Al mirar en la cesta del regalo, me di cuenta de que estaba lleno de chocolates europeos. Brevemente pensé que era una elección extraña y se va a ver quién lo envió a mi recién nacido cuando se despertó y me dejó saber que era el momento de la botella. Después de darle de comer y poner boca arriba para dormir, tuve un poco de gusto por lo dulce, así que decidí abrir la canasta de regalo y un chocolate. Fue delicioso.
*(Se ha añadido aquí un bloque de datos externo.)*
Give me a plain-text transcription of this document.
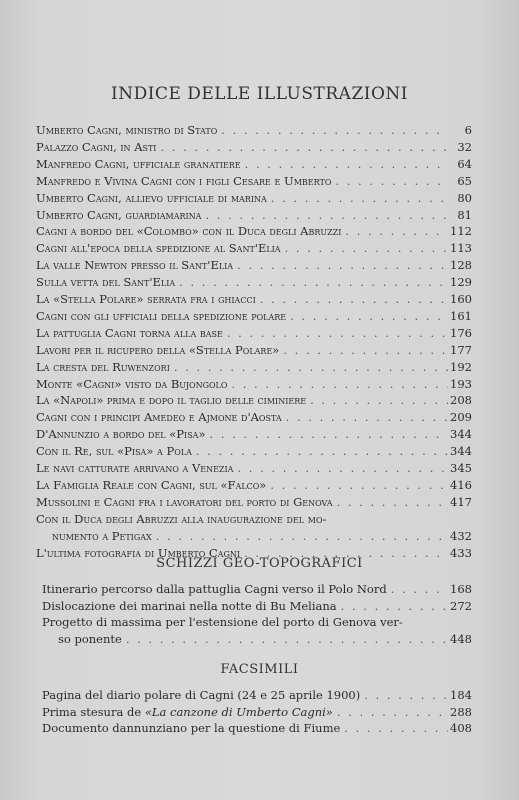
INDICE DELLE ILLUSTRAZIONI
Umberto Cagni, ministro di Stato . . .	6
Palazzo Cagni, in Asti . . .	32
Manfredo Cagni, ufficiale granatiere . . .	64
Manfredo e Vivina Cagni con i figli Cesare e Umberto . . .	65
Umberto Cagni, allievo ufficiale di marina . . .	80
Umberto Cagni, guardiamarina . . .	81
Cagni a bordo del «Colombo» con il Duca degli Abruzzi . . .	112
Cagni all'epoca della spedizione al Sant'Elia . . .	113
La valle Newton presso il Sant'Elia . . .	128
Sulla vetta del Sant'Elia . . .	129
La «Stella Polare» serrata fra i ghiacci . . .	160
Cagni con gli ufficiali della spedizione polare . . .	161
La pattuglia Cagni torna alla base . . .	176
Lavori per il ricupero della «Stella Polare» . . .	177
La cresta del Ruwenzori . . .	192
Monte «Cagni» visto da Bujongolo . . .	193
La «Napoli» prima e dopo il taglio delle ciminiere . . .	208
Cagni con i principi Amedeo e Ajmone d'Aosta . . .	209
D'Annunzio a bordo del «Pisa» . . .	344
Con il Re, sul «Pisa» a Pola . . .	344
Le navi catturate arrivano a Venezia . . .	345
La Famiglia Reale con Cagni, sul «Falco» . . .	416
Mussolini e Cagni fra i lavoratori del porto di Genova . . .	417
Con il Duca degli Abruzzi alla inaugurazione del mo-
numento a Petigax . . .	432
L'ultima fotografia di Umberto Cagni . . .	433
SCHIZZI GEO-TOPOGRAFICI
Itinerario percorso dalla pattuglia Cagni verso il Polo Nord . . .	168
Dislocazione dei marinai nella notte di Bu Meliana . . .	272
Progetto di massima per l'estensione del porto di Genova ver-
so ponente . . .	448
FACSIMILI
Pagina del diario polare di Cagni (24 e 25 aprile 1900) . . .	184
Prima stesura de «La canzone di Umberto Cagni» . . .	288
Documento dannunziano per la questione di Fiume . . .	408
Un chocolate se dirigió a dos y dos rápidamente se convirtió en cuatro y antes de darme cuenta, me había comido casi la mitad de la canasta. Esta era una verdadera hazaña, ya que había un montón de chocolates. Supongo que no estaba dispuesto a renunciar a los hábitos de alimentación que tenía antes de que naciera el bebé. Como yo estaba disfrutando de los chocolates, mi marido llegó a casa y me mencionó que todo aquel que en su familia que envió a la cesta de regalo realmente sabían lo que estaban haciendo.

Me pareció un poco extraño al principio (esperando una canasta de regalo del bebé, en todo caso) pero una vez que la broca en el primer chocolate, sabía que quien había enviado este se dio cuenta de lo mucho que necesitaba un descanso chocolate de calidad de la tensión de todo lo que viene con tener su primer bebé. Esto me hizo recordar que me olvidé de la tarjeta de visita, así que le pregunté a mi marido a buscar desde que había terminado. Como resultado, esta cesta de regalo que había devorado la mitad estaba destinado a nuestro vecino de al lado. Fue entregada a nosotros por casualidad. Aquí estoy, descansando en el sofá con un chocolate en la mano cuando mi marido le da la noticia para mí. Con mi chocolate relleno boca abierta, me miró con tanta seriedad como si dijera, "¿Qué vamos a hacer?" Él se echó a reír, que me hizo empezar a reír como ahora veía el humor de la situación. Pedimos una nueva canasta que se entregarán el día siguiente al prójimo y también pasó a explicar lo que había sucedido.

Todos teníamos una buena risa sobre ella y me sentí aliviado ya que nunca había conocido formalmente a nuestro prójimo y no sabía qué esperar. Estoy realmente muy contento de que esto haya sucedido. Pude conocer a nuestro vecino y aprendió una valiosa lección acerca de la comprobación de la tarjeta antes de abrir el regalo. También sé lo que voy a enviar mi lista de amigos y familiares después de la bienvenida a una nueva adición. Estoy enviando el chocolate.